Helen Budworth, Kent Fitzgerald (both Science Officers) and Kevin McCormack (Senior Director Public Communications & Patient Advocate Outreach) from the California Institute for Regenerative Medicine (CIRM; CA, USA) talk to Neuro Central about CIRM’s current clinical portfolio and discovery pipeline, the challenges involved in bringing neuroregenerative therapies to the clinic, and where we could be 10 years from now.
Please could you tell us about your backgrounds? How did you both become interested in regenerative medicine?

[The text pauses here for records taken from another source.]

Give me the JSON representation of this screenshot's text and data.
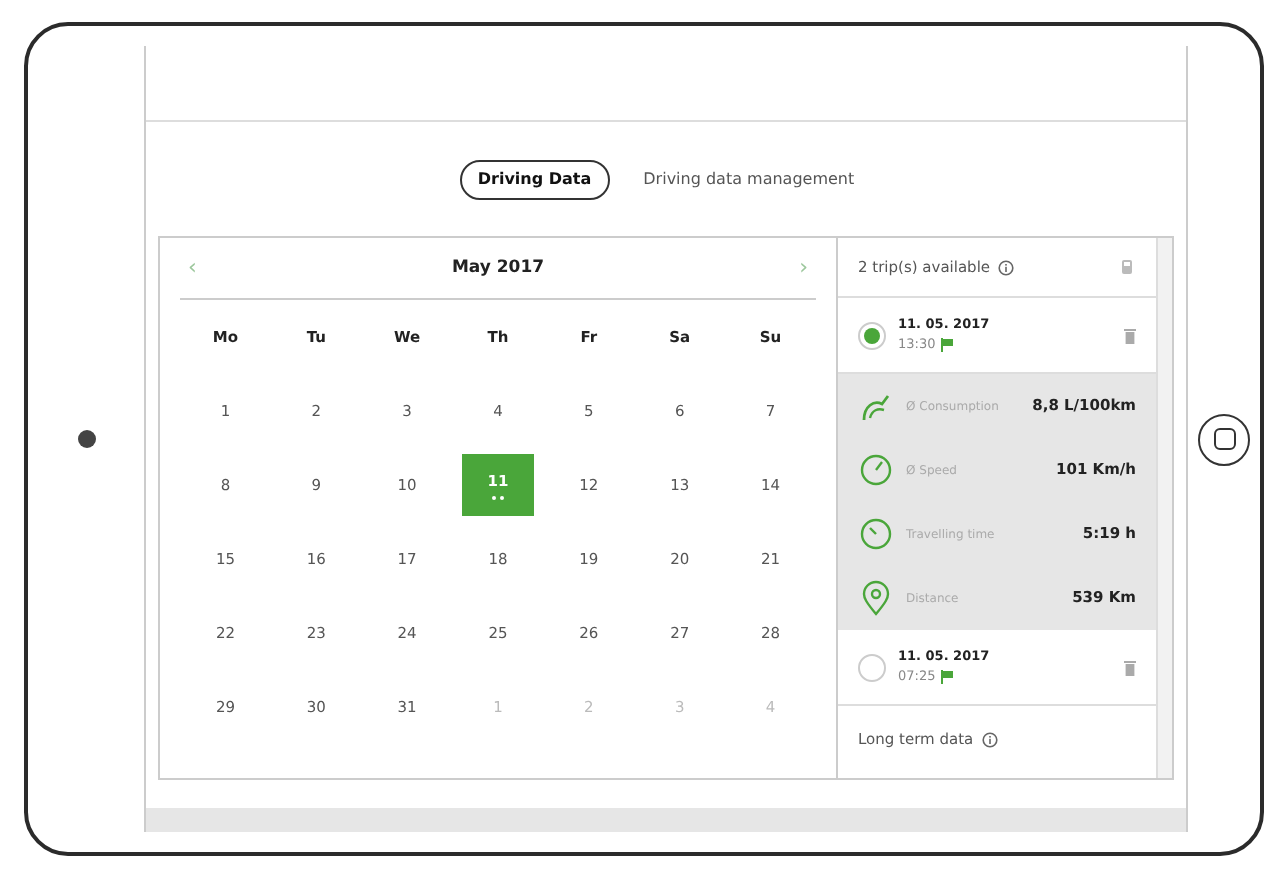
{
  "tabs": [
    {
      "label": "Driving Data",
      "selected": true
    },
    {
      "label": "Driving data management",
      "selected": false
    }
  ],
  "calendar": {
    "prev": "‹",
    "next": "›",
    "month": "May 2017",
    "weekdays": [
      "Mo",
      "Tu",
      "We",
      "Th",
      "Fr",
      "Sa",
      "Su"
    ],
    "days": [
      {
        "label": "1",
        "muted": false,
        "selected": false,
        "has_trips": false
      },
      {
        "label": "2",
        "muted": false,
        "selected": false,
        "has_trips": false
      },
      {
        "label": "3",
        "muted": false,
        "selected": false,
        "has_trips": false
      },
      {
        "label": "4",
        "muted": false,
        "selected": false,
        "has_trips": false
      },
      {
        "label": "5",
        "muted": false,
        "selected": false,
        "has_trips": false
      },
      {
        "label": "6",
        "muted": false,
        "selected": false,
        "has_trips": false
      },
      {
        "label": "7",
        "muted": false,
        "selected": false,
        "has_trips": false
      },
      {
        "label": "8",
        "muted": false,
        "selected": false,
        "has_trips": false
      },
      {
        "label": "9",
        "muted": false,
        "selected": false,
        "has_trips": false
      },
      {
        "label": "10",
        "muted": false,
        "selected": false,
        "has_trips": false
      },
      {
        "label": "11",
        "muted": false,
        "selected": true,
        "has_trips": true
      },
      {
        "label": "12",
        "muted": false,
        "selected": false,
        "has_trips": false
      },
      {
        "label": "13",
        "muted": false,
        "selected": false,
        "has_trips": false
      },
      {
        "label": "14",
        "muted": false,
        "selected": false,
        "has_trips": false
      },
      {
        "label": "15",
        "muted": false,
        "selected": false,
        "has_trips": false
      },
      {
        "label": "16",
        "muted": false,
        "selected": false,
        "has_trips": false
      },
      {
        "label": "17",
        "muted": false,
        "selected": false,
        "has_trips": false
      },
      {
        "label": "18",
        "muted": false,
        "selected": false,
        "has_trips": false
      },
      {
        "label": "19",
        "muted": false,
        "selected": false,
        "has_trips": false
      },
      {
        "label": "20",
        "muted": false,
        "selected": false,
        "has_trips": false
      },
      {
        "label": "21",
        "muted": false,
        "selected": false,
        "has_trips": false
      },
      {
        "label": "22",
        "muted": false,
        "selected": false,
        "has_trips": false
      },
      {
        "label": "23",
        "muted": false,
        "selected": false,
        "has_trips": false
      },
      {
        "label": "24",
        "muted": false,
        "selected": false,
        "has_trips": false
      },
      {
        "label": "25",
        "muted": false,
        "selected": false,
        "has_trips": false
      },
      {
        "label": "26",
        "muted": false,
        "selected": false,
        "has_trips": false
      },
      {
        "label": "27",
        "muted": false,
        "selected": false,
        "has_trips": false
      },
      {
        "label": "28",
        "muted": false,
        "selected": false,
        "has_trips": false
      },
      {
        "label": "29",
        "muted": false,
        "selected": false,
        "has_trips": false
      },
      {
        "label": "30",
        "muted": false,
        "selected": false,
        "has_trips": false
      },
      {
        "label": "31",
        "muted": false,
        "selected": false,
        "has_trips": false
      },
      {
        "label": "1",
        "muted": true,
        "selected": false,
        "has_trips": false
      },
      {
        "label": "2",
        "muted": true,
        "selected": false,
        "has_trips": false
      },
      {
        "label": "3",
        "muted": true,
        "selected": false,
        "has_trips": false
      },
      {
        "label": "4",
        "muted": true,
        "selected": false,
        "has_trips": false
      }
    ]
  },
  "trips_panel": {
    "header": "2 trip(s) available",
    "trips": [
      {
        "date": "11. 05. 2017",
        "time": "13:30",
        "selected": true,
        "stats": [
          {
            "kind": "consumption",
            "label": "Ø Consumption",
            "value": "8,8 L/100km"
          },
          {
            "kind": "speed",
            "label": "Ø Speed",
            "value": "101 Km/h"
          },
          {
            "kind": "time",
            "label": "Travelling time",
            "value": "5:19 h"
          },
          {
            "kind": "distance",
            "label": "Distance",
            "value": "539 Km"
          }
        ]
      },
      {
        "date": "11. 05. 2017",
        "time": "07:25",
        "selected": false
      }
    ],
    "long_term": "Long term data"
  }
}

HB: I completed my studies in the UK with a BSc in Genetics and Microbiology from the University of Liverpool and a DPhil in Biochemistry from the University of Oxford (both UK). My academic background is in the genetics of rare diseases and I studied these using a variety of model organisms including those with remarkable regenerative capabilities such as Planaria. I spent a number of years at Lawrence Berkeley National Laboratory (CA, USA) conducting cellular studies of diseases including Huntington’s disease, various ataxias, DNA repair deficiencies and cancers.
KF: Much of my academic and professional career has centered around neurodegenerative diseases. Working in this space in the context of drug discovery and development one becomes painfully aware of the limited therapeutic interventions currently available to those suffering from degenerative diseases. Regenerative medicine is at a critical inflection point where knowledge generated over the past decade-plus is at a point where it can be applied to clinical evaluation. CIRM has been at the forefront of these developments and my previous experience in translational science gives me a chance to help push our funded projects toward clinical application.